Background The theology of the cross — "atonement theory" — has been understood in multiple ways throughout church history. The Greek word for atonement-related concepts includes ἱλασμός (hilasmos, propitiation/expiation) and καταλλαγή (katallagē, reconciliation). The early church developed several major models: Ransom Theory (Christ paid a price to free humanity), Christus Victor (Christ defeated the powers of evil), Satisfaction Theory (Anselm: Christ satisfied God's honor), Penal Substitution (Christ bore God's punishment in our place), and Moral Influence Theory (Abelard: the cross reveals God's love to transform us). Each illuminates a different facet of the cross's meaning.
🟤 Evangelical View At the heart of the cross is penal substitutionary atonement: Jesus bore the penalty that our sins deserved, satisfying divine justice while demonstrating divine love.
Isaiah 53 prophetically describes this: "He was pierced for our transgressions, he was crushed for our iniquities; the punishment that brought us peace was on him, and by his wounds we are healed" (Isa. 53:5). The righteous suffered for the unrighteous, the innocent for the guilty.
Paul explains the mechanism: "God made him who had no sin to be sin for us, so that in him we might become the righteousness of God" (2 Cor. 5:21). This is the great exchange — Christ takes our sin, we receive his righteousness. Romans 3:25-26 says God presented Christ as a sacrifice of atonement, to demonstrate his justice while justifying those who have faith in Jesus.
The cross is simultaneously God's "No" to sin and God's "Yes" to sinners. It upholds the seriousness of God's holiness while opening the door of grace.
Key Scripture: - Isaiah 53:4-6 — He bore our iniquities - Romans 3:25-26 — A sacrifice of atonement through faith in his blood - 2 Corinthians 5:21 — God made him who had no sin to be sin for us - 1 Peter 2:24 — He bore our sins in his body on the cross - Hebrews 9:22 — Without the shedding of blood there is no forgiveness
Practical Application:
The cross means we don't have to earn God's acceptance — it has already been won. This frees us from guilt, shame, and the endless striving to be "good enough." We approach God not on the basis of our performance but on the basis of Christ's finished work.
🟢 Progressive View The cross reveals the depth of God's love and solidarity with suffering humanity, rather than a punishment God required to forgive. The Christus Victor model — Christ's victory over the powers of sin, death, and evil — resonates more deeply with the progressive tradition.
If the cross is primarily about God punishing Jesus in our place, this raises troubling questions: Does God require violence to forgive? Is this "cosmic child abuse" (a phrase from theologian Steve Chalke)? The progressive view argues that Jesus was not killed by God but by the powers of empire, religious corruption, and human violence. God's response to this ultimate evil was not retribution but resurrection — overcoming violence with life.
The cross exposes how human systems of power — political, religious, economic — destroy the innocent.

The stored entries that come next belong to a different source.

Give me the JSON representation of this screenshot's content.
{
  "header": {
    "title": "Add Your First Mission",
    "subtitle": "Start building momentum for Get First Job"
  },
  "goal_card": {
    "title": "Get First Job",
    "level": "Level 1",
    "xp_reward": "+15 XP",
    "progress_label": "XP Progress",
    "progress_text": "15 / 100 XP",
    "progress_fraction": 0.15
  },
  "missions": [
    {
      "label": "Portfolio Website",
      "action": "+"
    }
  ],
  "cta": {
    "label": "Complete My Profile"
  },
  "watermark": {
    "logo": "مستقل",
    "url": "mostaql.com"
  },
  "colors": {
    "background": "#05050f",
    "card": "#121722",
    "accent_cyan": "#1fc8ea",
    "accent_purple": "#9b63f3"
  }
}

René Girard's "scapegoat theory" suggests that Jesus exposed and broke the cycle of sacrificial violence by becoming the ultimate innocent victim, revealing once and for all the injustice of scapegoating.
Key Scripture: - Colossians 2:15 — Having disarmed the powers, he made a public spectacle of them - 1 John 3:16 — This is how we know what love is: Jesus Christ laid down his life for us - Hebrews 2:14-15 — To break the power of him who holds the power of death - Romans 8:38-39 — Nothing can separate us from the love of God
Practical Application: If the cross reveals what human systems of power do to the innocent, then following Jesus means standing with the vulnerable, challenging unjust systems, and trusting that love — not violence — has the final word.

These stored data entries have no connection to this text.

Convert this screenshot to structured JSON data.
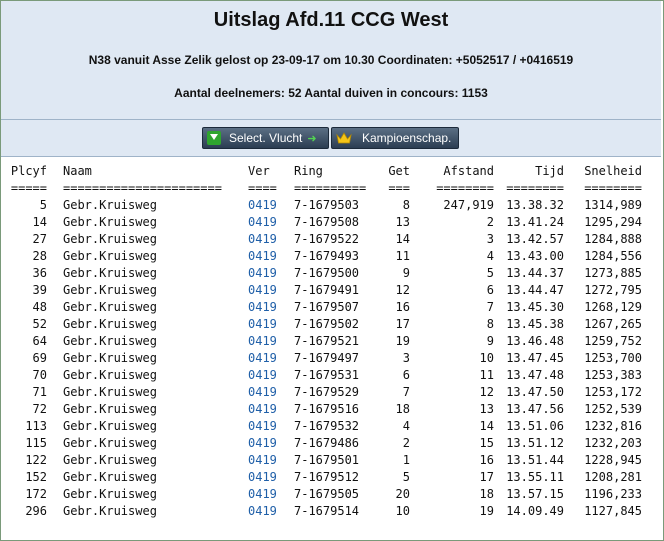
{
  "title": "Uitslag Afd.11 CCG West",
  "race_info": "N38 vanuit Asse Zelik gelost op 23-09-17 om 10.30 Coordinaten: +5052517 / +0416519",
  "participants_info": "Aantal deelnemers: 52 Aantal duiven in concours: 1153",
  "buttons": {
    "select_flight": "Select. Vlucht",
    "championship": "Kampioenschap."
  },
  "icons": {
    "select_flight": "download-icon",
    "select_flight_arrow": "arrow-right-icon",
    "championship": "crown-icon"
  },
  "colors": {
    "header_bg": "#dfe8f3",
    "button_bg": "#34475c",
    "ver_link": "#1f5fa8"
  },
  "table": {
    "headers": {
      "plcyf": "Plcyf",
      "naam": "Naam",
      "ver": "Ver",
      "ring": "Ring",
      "get": "Get",
      "afstand": "Afstand",
      "tijd": "Tijd",
      "snelheid": "Snelheid"
    },
    "separators": {
      "plcyf": "=====",
      "naam": "======================",
      "ver": "====",
      "ring": "==========",
      "get": "===",
      "afstand": "========",
      "tijd": "========",
      "snelheid": "========"
    },
    "rows": [
      {
        "plcyf": "5",
        "naam": "Gebr.Kruisweg",
        "ver": "0419",
        "ring": "7-1679503",
        "get": "8",
        "afstand": "247,919",
        "tijd": "13.38.32",
        "snelheid": "1314,989"
      },
      {
        "plcyf": "14",
        "naam": "Gebr.Kruisweg",
        "ver": "0419",
        "ring": "7-1679508",
        "get": "13",
        "afstand": "2",
        "tijd": "13.41.24",
        "snelheid": "1295,294"
      },
      {
        "plcyf": "27",
        "naam": "Gebr.Kruisweg",
        "ver": "0419",
        "ring": "7-1679522",
        "get": "14",
        "afstand": "3",
        "tijd": "13.42.57",
        "snelheid": "1284,888"
      },
      {
        "plcyf": "28",
        "naam": "Gebr.Kruisweg",
        "ver": "0419",
        "ring": "7-1679493",
        "get": "11",
        "afstand": "4",
        "tijd": "13.43.00",
        "snelheid": "1284,556"
      },
      {
        "plcyf": "36",
        "naam": "Gebr.Kruisweg",
        "ver": "0419",
        "ring": "7-1679500",
        "get": "9",
        "afstand": "5",
        "tijd": "13.44.37",
        "snelheid": "1273,885"
      },
      {
        "plcyf": "39",
        "naam": "Gebr.Kruisweg",
        "ver": "0419",
        "ring": "7-1679491",
        "get": "12",
        "afstand": "6",
        "tijd": "13.44.47",
        "snelheid": "1272,795"
      },
      {
        "plcyf": "48",
        "naam": "Gebr.Kruisweg",
        "ver": "0419",
        "ring": "7-1679507",
        "get": "16",
        "afstand": "7",
        "tijd": "13.45.30",
        "snelheid": "1268,129"
      },
      {
        "plcyf": "52",
        "naam": "Gebr.Kruisweg",
        "ver": "0419",
        "ring": "7-1679502",
        "get": "17",
        "afstand": "8",
        "tijd": "13.45.38",
        "snelheid": "1267,265"
      },
      {
        "plcyf": "64",
        "naam": "Gebr.Kruisweg",
        "ver": "0419",
        "ring": "7-1679521",
        "get": "19",
        "afstand": "9",
        "tijd": "13.46.48",
        "snelheid": "1259,752"
      },
      {
        "plcyf": "69",
        "naam": "Gebr.Kruisweg",
        "ver": "0419",
        "ring": "7-1679497",
        "get": "3",
        "afstand": "10",
        "tijd": "13.47.45",
        "snelheid": "1253,700"
      },
      {
        "plcyf": "70",
        "naam": "Gebr.Kruisweg",
        "ver": "0419",
        "ring": "7-1679531",
        "get": "6",
        "afstand": "11",
        "tijd": "13.47.48",
        "snelheid": "1253,383"
      },
      {
        "plcyf": "71",
        "naam": "Gebr.Kruisweg",
        "ver": "0419",
        "ring": "7-1679529",
        "get": "7",
        "afstand": "12",
        "tijd": "13.47.50",
        "snelheid": "1253,172"
      },
      {
        "plcyf": "72",
        "naam": "Gebr.Kruisweg",
        "ver": "0419",
        "ring": "7-1679516",
        "get": "18",
        "afstand": "13",
        "tijd": "13.47.56",
        "snelheid": "1252,539"
      },
      {
        "plcyf": "113",
        "naam": "Gebr.Kruisweg",
        "ver": "0419",
        "ring": "7-1679532",
        "get": "4",
        "afstand": "14",
        "tijd": "13.51.06",
        "snelheid": "1232,816"
      },
      {
        "plcyf": "115",
        "naam": "Gebr.Kruisweg",
        "ver": "0419",
        "ring": "7-1679486",
        "get": "2",
        "afstand": "15",
        "tijd": "13.51.12",
        "snelheid": "1232,203"
      },
      {
        "plcyf": "122",
        "naam": "Gebr.Kruisweg",
        "ver": "0419",
        "ring": "7-1679501",
        "get": "1",
        "afstand": "16",
        "tijd": "13.51.44",
        "snelheid": "1228,945"
      },
      {
        "plcyf": "152",
        "naam": "Gebr.Kruisweg",
        "ver": "0419",
        "ring": "7-1679512",
        "get": "5",
        "afstand": "17",
        "tijd": "13.55.11",
        "snelheid": "1208,281"
      },
      {
        "plcyf": "172",
        "naam": "Gebr.Kruisweg",
        "ver": "0419",
        "ring": "7-1679505",
        "get": "20",
        "afstand": "18",
        "tijd": "13.57.15",
        "snelheid": "1196,233"
      },
      {
        "plcyf": "296",
        "naam": "Gebr.Kruisweg",
        "ver": "0419",
        "ring": "7-1679514",
        "get": "10",
        "afstand": "19",
        "tijd": "14.09.49",
        "snelheid": "1127,845"
      }
    ]
  }
}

Discussion Questions 1. Which atonement model (penal substitution, Christus Victor, moral influence) speaks most powerfully to you? Why? 2. How does the cross change your understanding of God's character? 3. What does it mean to "take up your cross" in everyday life?

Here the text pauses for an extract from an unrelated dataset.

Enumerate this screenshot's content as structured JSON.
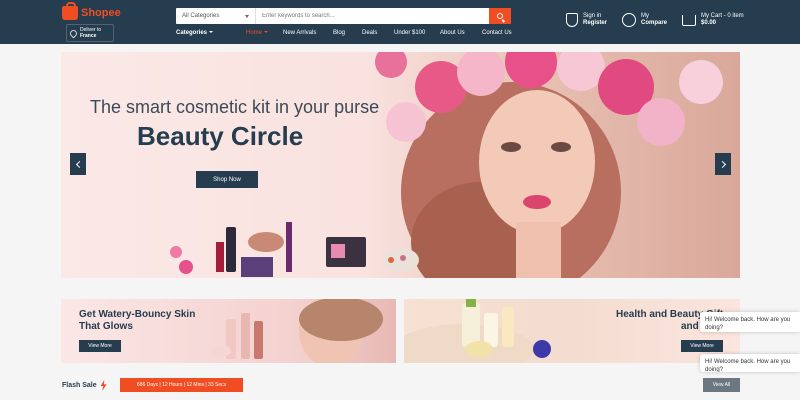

Bridging the Two Views The cross is too rich to be captured by any single theory. The New Testament itself uses multiple images: sacrifice, ransom, victory, reconciliation, example. Perhaps the fullest understanding holds these together — the cross is where God's justice and mercy meet, where evil is defeated, where love is supremely revealed, and where we are invited into a new way of living. As Paul writes, "May I never boast except in the cross of our Lord Jesus Christ" (Gal. 6:14).